8390.c + 2.1 SMP, IO-APIC irq handling anomaly, 2.1.73 patch

MOLNAR Ingo (mingo@chiara.csoma.elte.hu)
Fri, 19 Dec 1997 14:00:45 +0100 (CET)

there were various bug reports regarding 8390 based cards,
strange error messages and interface stoppage under heavy
load, for basically all 2.1 kernels since the 2.1.30-ish
IRQ handling rewrite. Also, SMP+Adaptec bug reports do not
seem to have stopped either. I have now such a 8390 based
card in my SMP box, and the problem seems to be a generic
IO-APIC IRQ handling anomaly.

the direct cause of 'Reentering the interrupt handler!',
'Tx request while isr active' and 'Interrupted while
interrupts are masked!' messages and interface stoppage
was that mysteriously the 8390 irq handler was executing
on CPU#0, while we were busy transmitting on CPU#1. We
have synchronize_irq() to catch such cases, the 8390.c
code is indeed correct at first sight:

/* Mask interrupts from the ethercard. */
outb_p(0x00, e8390_base + EN0_IMR);

first, there is a 8390-specific problem with this code:
it has to be executed in cli() mode, since the 8390 has
a 'current command page' state, which is by convention
PAGE0, but can be changed to PAGE1 by an interrupt
handler. This assumption works correctly on UP, but not
on SMP, if we have an IRQ handler executing on CPU#0,
the above code might have no effect. But this window is
very small and fixing it did not prevent those messages.

the second, much more subtle problem is that if this
code is executed on a non-external-IRQ-accepting CPU
(currently all IRQs go to CPU#0), it does not seem
to be guaranteed that the external IO-APIC stops
emitting interrupts. I have measured the time window, and
it's around ~9 usecs. As far as i could experiment with
this on a 2-CPU box, this ill-behavior happens only if
we do the above code from the second CPU. This is
probably a matter of timing, the receiving CPU has much
less paralellizm with an IRQ handler than a different CPU.
[see the patch for more speculation and timing-info]

the first solution was to add a 10 usecs delay to
synchronize_irq(), then i tried to find a wait-less
solution, but no luck ... eg. i've tried to
disable_irq()/enable_irq() the IO-APIC (which under Linux
is in 8259-emulation mode), but no effect. Another
solution would be to issue an IPI to all CPUs, but this
has higher overhead than the 10 usecs wait (and it scales
linearly with the number of CPUs ...), i think.

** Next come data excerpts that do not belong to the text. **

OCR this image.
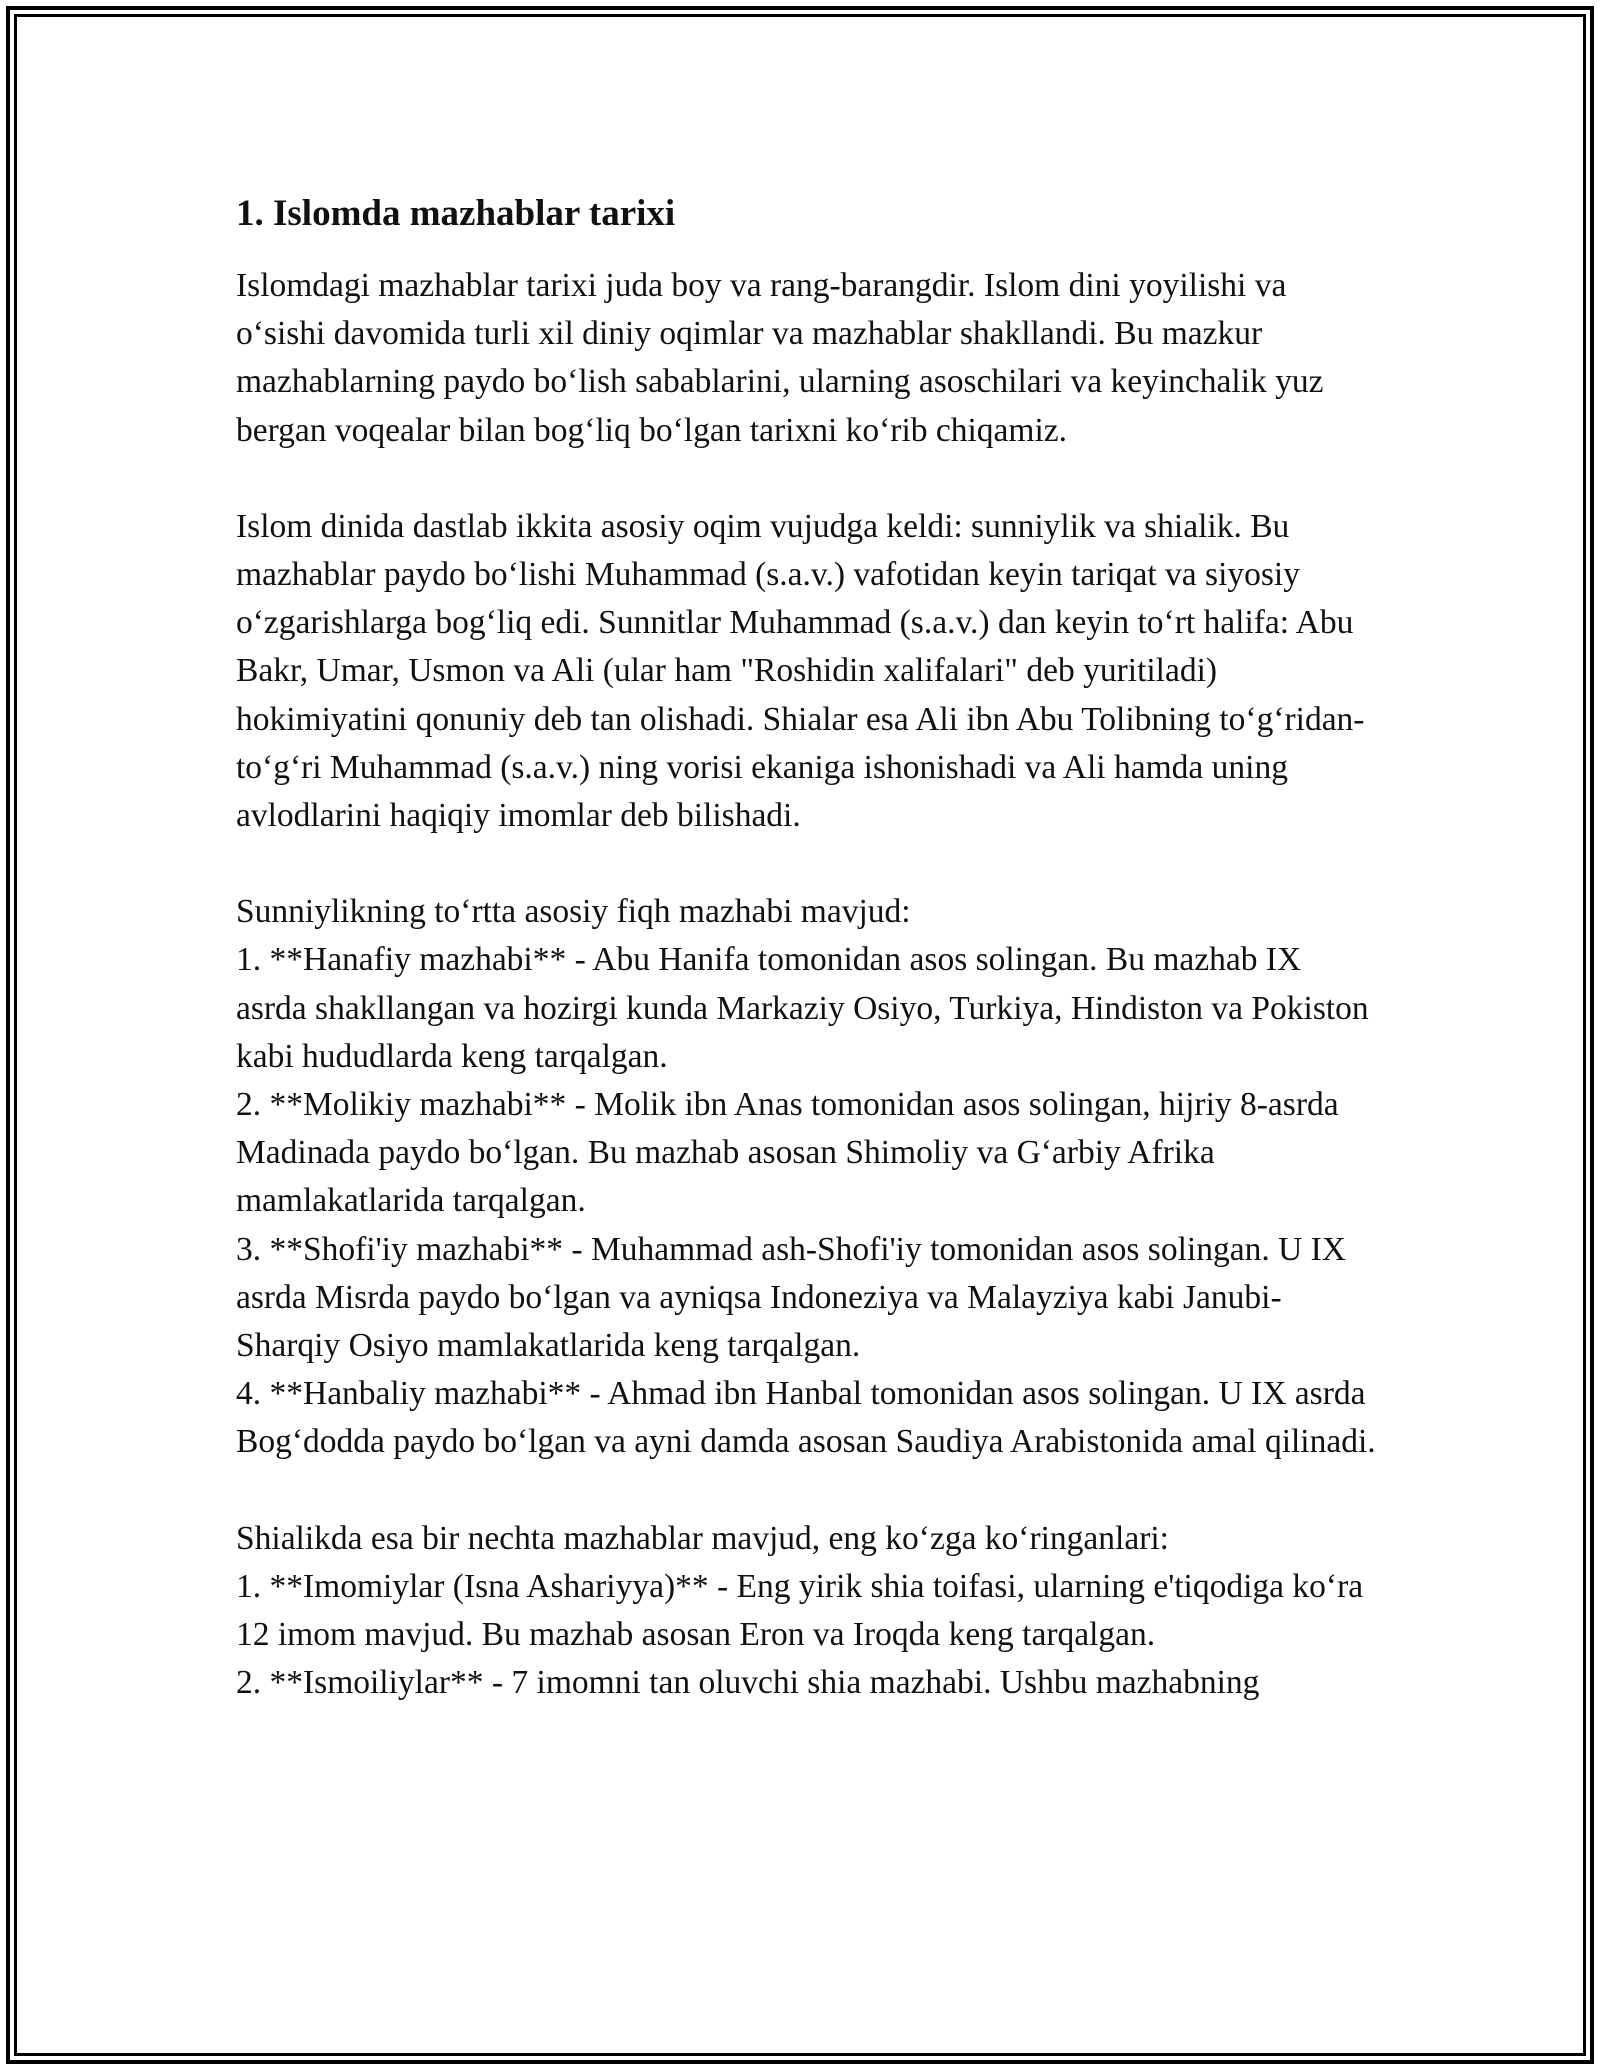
1. Islomda mazhablar tarixi

Islomdagi mazhablar tarixi juda boy va rang-barangdir. Islom dini yoyilishi va o‘sishi davomida turli xil diniy oqimlar va mazhablar shakllandi. Bu mazkur mazhablarning paydo bo‘lish sabablarini, ularning asoschilari va keyinchalik yuz bergan voqealar bilan bog‘liq bo‘lgan tarixni ko‘rib chiqamiz.

Islom dinida dastlab ikkita asosiy oqim vujudga keldi: sunniylik va shialik. Bu mazhablar paydo bo‘lishi Muhammad (s.a.v.) vafotidan keyin tariqat va siyosiy o‘zgarishlarga bog‘liq edi. Sunnitlar Muhammad (s.a.v.) dan keyin to‘rt halifa: Abu Bakr, Umar, Usmon va Ali (ular ham "Roshidin xalifalari" deb yuritiladi) hokimiyatini qonuniy deb tan olishadi. Shialar esa Ali ibn Abu Tolibning to‘g‘ridan-to‘g‘ri Muhammad (s.a.v.) ning vorisi ekaniga ishonishadi va Ali hamda uning avlodlarini haqiqiy imomlar deb bilishadi.

Sunniylikning to‘rtta asosiy fiqh mazhabi mavjud:
1. **Hanafiy mazhabi** - Abu Hanifa tomonidan asos solingan. Bu mazhab IX asrda shakllangan va hozirgi kunda Markaziy Osiyo, Turkiya, Hindiston va Pokiston kabi hududlarda keng tarqalgan.
2. **Molikiy mazhabi** - Molik ibn Anas tomonidan asos solingan, hijriy 8-asrda Madinada paydo bo‘lgan. Bu mazhab asosan Shimoliy va G‘arbiy Afrika mamlakatlarida tarqalgan.
3. **Shofi'iy mazhabi** - Muhammad ash-Shofi'iy tomonidan asos solingan. U IX asrda Misrda paydo bo‘lgan va ayniqsa Indoneziya va Malayziya kabi Janubi-Sharqiy Osiyo mamlakatlarida keng tarqalgan.
4. **Hanbaliy mazhabi** - Ahmad ibn Hanbal tomonidan asos solingan. U IX asrda Bog‘dodda paydo bo‘lgan va ayni damda asosan Saudiya Arabistonida amal qilinadi.
Shialikda esa bir nechta mazhablar mavjud, eng ko‘zga ko‘ringanlari:
1. **Imomiylar (Isna Ashariyya)** - Eng yirik shia toifasi, ularning e'tiqodiga ko‘ra 12 imom mavjud. Bu mazhab asosan Eron va Iroqda keng tarqalgan.
2. **Ismoiliylar** - 7 imomni tan oluvchi shia mazhabi. Ushbu mazhabning
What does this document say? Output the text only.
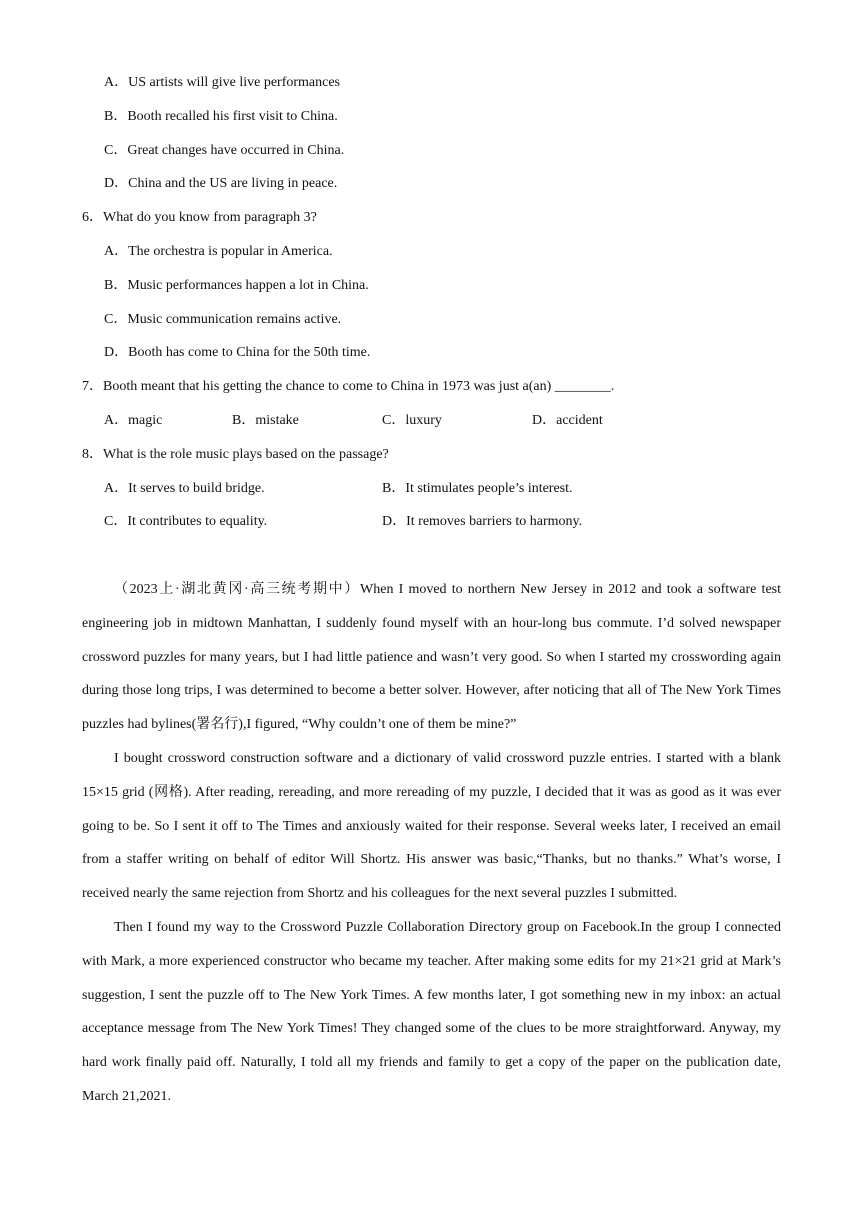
A．US artists will give live performances
B．Booth recalled his first visit to China.
C．Great changes have occurred in China.
D．China and the US are living in peace.
6．What do you know from paragraph 3?
A．The orchestra is popular in America.
B．Music performances happen a lot in China.
C．Music communication remains active.
D．Booth has come to China for the 50th time.
7．Booth meant that his getting the chance to come to China in 1973 was just a(an) ________.
A．magic	B．mistake	C．luxury	D．accident
8．What is the role music plays based on the passage?
A．It serves to build bridge.	B．It stimulates people’s interest.
C．It contributes to equality.	D．It removes barriers to harmony.

（2023上·湖北黄冈·高三统考期中）When I moved to northern New Jersey in 2012 and took a software test engineering job in midtown Manhattan, I suddenly found myself with an hour-long bus commute. I’d solved newspaper crossword puzzles for many years, but I had little patience and wasn’t very good. So when I started my crosswording again during those long trips, I was determined to become a better solver. However, after noticing that all of The New York Times puzzles had bylines(署名行),I figured, “Why couldn’t one of them be mine?”

I bought crossword construction software and a dictionary of valid crossword puzzle entries. I started with a blank 15×15 grid (网格). After reading, rereading, and more rereading of my puzzle, I decided that it was as good as it was ever going to be. So I sent it off to The Times and anxiously waited for their response. Several weeks later, I received an email from a staffer writing on behalf of editor Will Shortz. His answer was basic,“Thanks, but no thanks.” What’s worse, I received nearly the same rejection from Shortz and his colleagues for the next several puzzles I submitted.

Then I found my way to the Crossword Puzzle Collaboration Directory group on Facebook.In the group I connected with Mark, a more experienced constructor who became my teacher. After making some edits for my 21×21 grid at Mark’s suggestion, I sent the puzzle off to The New York Times. A few months later, I got something new in my inbox: an actual acceptance message from The New York Times! They changed some of the clues to be more straightforward. Anyway, my hard work finally paid off. Naturally, I told all my friends and family to get a copy of the paper on the publication date, March 21,2021.
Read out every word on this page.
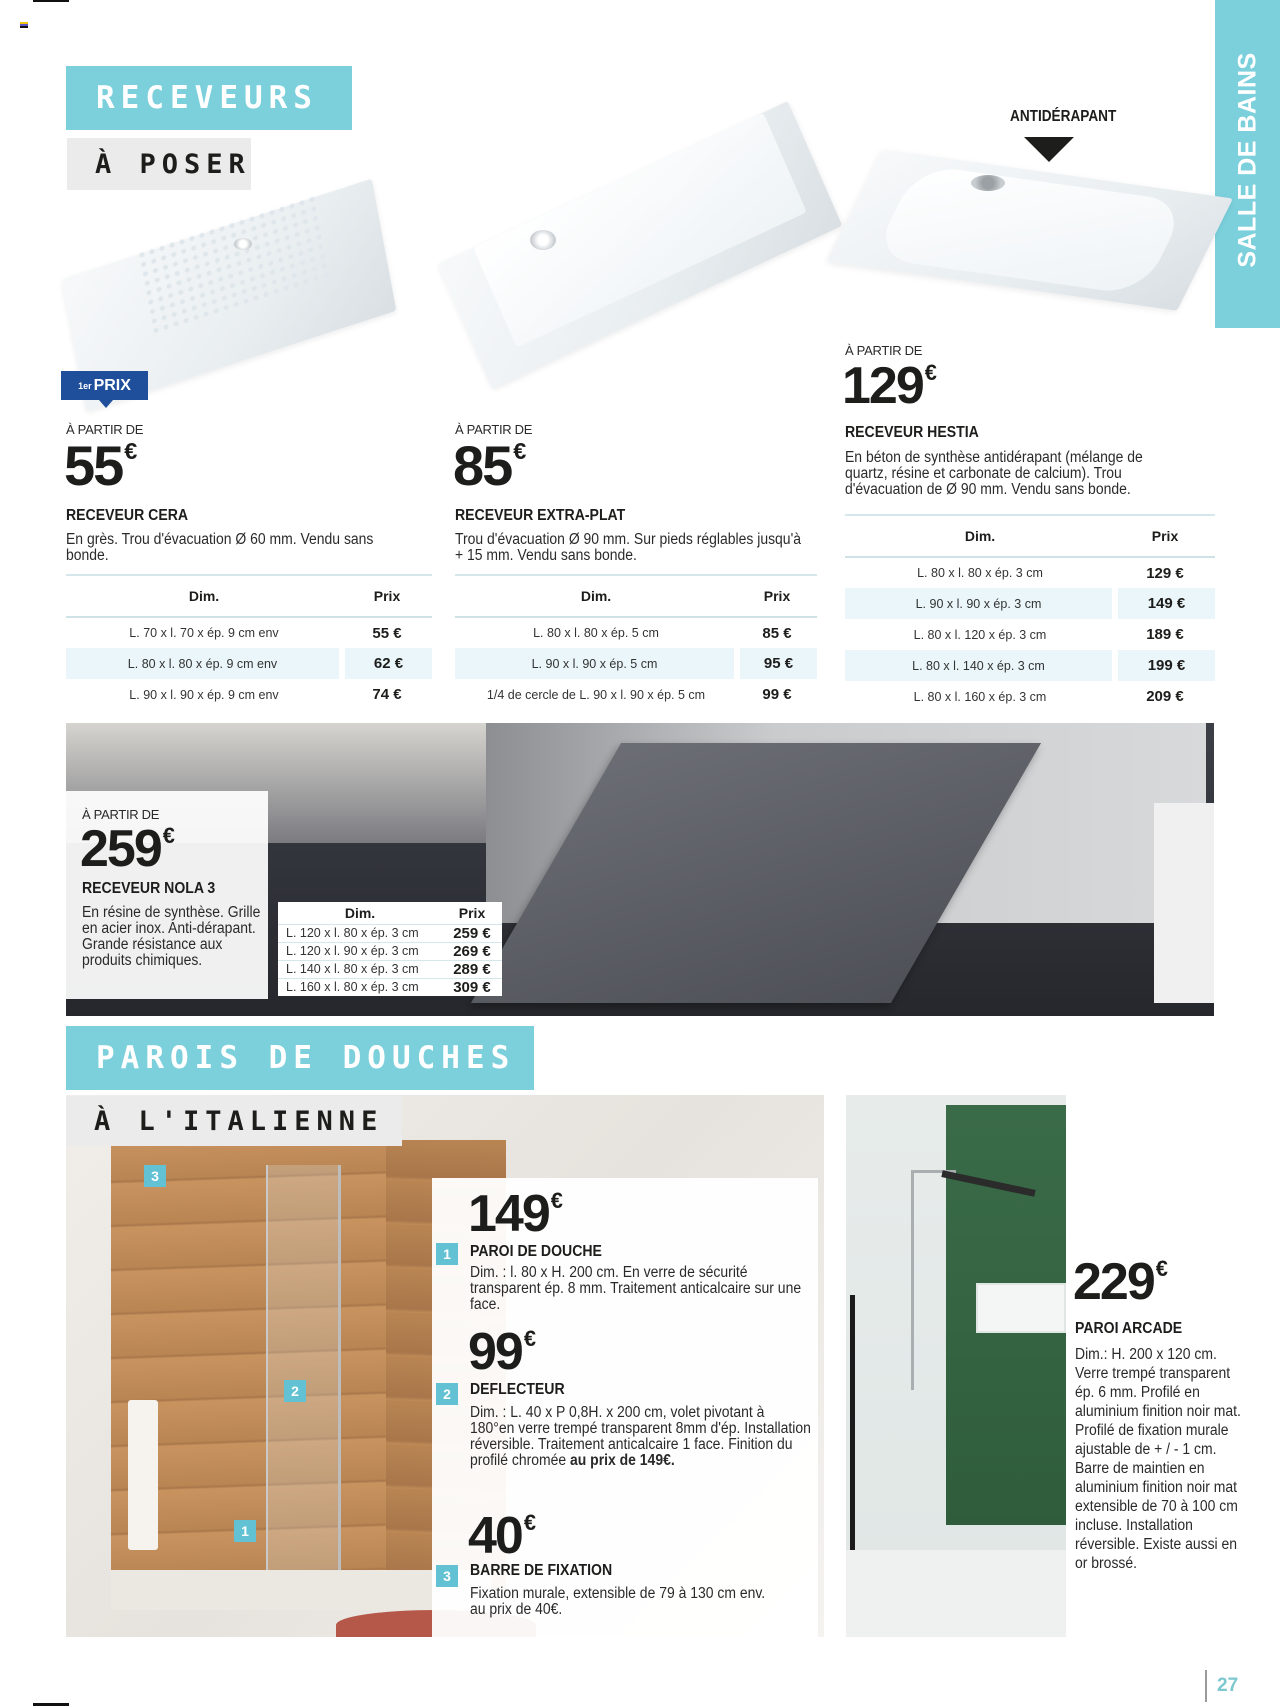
SALLE DE BAINS
RECEVEURS
À POSER
1er PRIX
ANTIDÉRAPANT
À PARTIR DE
55€
RECEVEUR CERA
En grès. Trou d'évacuation Ø 60 mm. Vendu sans bonde.
Dim.	Prix
L. 70 x l. 70 x ép. 9 cm env	55 €
L. 80 x l. 80 x ép. 9 cm env	62 €
L. 90 x l. 90 x ép. 9 cm env	74 €
À PARTIR DE
85€
RECEVEUR EXTRA-PLAT
Trou d'évacuation Ø 90 mm. Sur pieds réglables jusqu'à + 15 mm. Vendu sans bonde.
Dim.	Prix
L. 80 x l. 80 x ép. 5 cm	85 €
L. 90 x l. 90 x ép. 5 cm	95 €
1/4 de cercle de L. 90 x l. 90 x ép. 5 cm	99 €
À PARTIR DE
129€
RECEVEUR HESTIA
En béton de synthèse antidérapant (mélange de quartz, résine et carbonate de calcium). Trou d'évacuation de Ø 90 mm. Vendu sans bonde.
Dim.	Prix
L. 80 x l. 80 x ép. 3 cm	129 €
L. 90 x l. 90 x ép. 3 cm	149 €
L. 80 x l. 120 x ép. 3 cm	189 €
L. 80 x l. 140 x ép. 3 cm	199 €
L. 80 x l. 160 x ép. 3 cm	209 €
À PARTIR DE
259€
RECEVEUR NOLA 3
En résine de synthèse. Grille en acier inox. Anti-dérapant. Grande résistance aux produits chimiques.
Dim.	Prix
L. 120 x l. 80 x ép. 3 cm	259 €
L. 120 x l. 90 x ép. 3 cm	269 €
L. 140 x l. 80 x ép. 3 cm	289 €
L. 160 x l. 80 x ép. 3 cm	309 €
PAROIS DE DOUCHES
3
2
1
À L'ITALIENNE
149€
1	PAROI DE DOUCHE
Dim. : l. 80 x H. 200 cm. En verre de sécurité transparent ép. 8 mm. Traitement anticalcaire sur une face.
99€
2	DEFLECTEUR
Dim. : L. 40 x P 0,8H. x 200 cm, volet pivotant à 180°en verre trempé transparent 8mm d'ép. Installation réversible. Traitement anticalcaire 1 face. Finition du profilé chromée au prix de 149€.
40€
3	BARRE DE FIXATION
Fixation murale, extensible de 79 à 130 cm env. au prix de 40€.
229€
PAROI ARCADE
Dim.: H. 200 x 120 cm. Verre trempé transparent ép. 6 mm. Profilé en aluminium finition noir mat. Profilé de fixation murale ajustable de + / - 1 cm. Barre de maintien en aluminium finition noir mat extensible de 70 à 100 cm incluse. Installation réversible. Existe aussi en or brossé.
27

thinking about it, this problem should affect _all_
synchronize_irq() users, maybe this explains some of
the Adaptec+SMP 2.1 anomalies as well? If anyone has
a better solution, and/or a good explanation why
Intel has done the IO-APIC this way, please speak up ;)

-- mingo

--- linux/arch/i386/kernel/irq.c.orig Tue Dec 23 01:43:33 1997
+++ linux/arch/i386/kernel/irq.c Thu Dec 25 01:08:16 1997
@@ -35,6 +35,7 @@
#include <asm/bitops.h>
#include <asm/smp.h>
#include <asm/pgtable.h>
+#include <asm/delay.h>

#include "irq.h"

@@ -412,19 +413,39 @@
* are no interrupts that are executing on another
* CPU we need to call this function.
+ * We have to give pending interrupts a chance to
+ * arrive (ie. let them get until hard_irq_enter()),
+ * even if they are arriving to another CPU.
+ *
* On UP this is a no-op.
void synchronize_irq(void)
- int cpu = smp_processor_id();
- int local_count = local_irq_count[cpu];
- /* Do we need to wait? */
- if (local_count != atomic_read(&global_irq_count)) {
- /* The stupid way to do this */
- cli();
- sti();
- }
+ /*
+ * Yes it's ugly, since we cannot know in advance what is
+ * pending on _another_ CPU. (without doing an IPI that is)
+ */
+ cli();
+ udelay(10); /*
+ * if a card has just issued an IRQ shortly before, we
+ * have to wait about this amount of time worst case,
+ * to make sure the IRQ gets propagated from the PIC
+ * to the CPU properly.
+ *
+ * - ~8 usecs INTA handling overhead
+ * [we cannot stop an already accepted irq from
+ * doing it's INTA cycle, i think]
+ * - ~1 usecs until the CPU executes
+ * hard_irq_enter()
+ */
+ sti(); /*
+ * here we let them in (they are polling
+ * on &global_irq currently, or are pending
+ * on this local CPU)
+ */
+ cli(); /* we make sure they are finished */
+ sti();

static inline void get_irqlock(int cpu, unsigned long where)
--- linux/drivers/net/8390.c.orig Mon Dec 22 23:21:56 1997
+++ linux/drivers/net/8390.c Thu Dec 25 02:10:02 1997
@@ -184,8 +184,10 @@
length = skb->len;

/* Mask interrupts from the ethercard. */
+ cli();
outb_p(0x00, e8390_base + EN0_IMR);
- synchronize_irq();
+ synchronize_irq(); /* does implicit sti() */
if (dev->interrupt) {
printk("%s: Tx request while isr active.\n",dev->name);
outb_p(ENISR_ALL, e8390_base + EN0_IMR);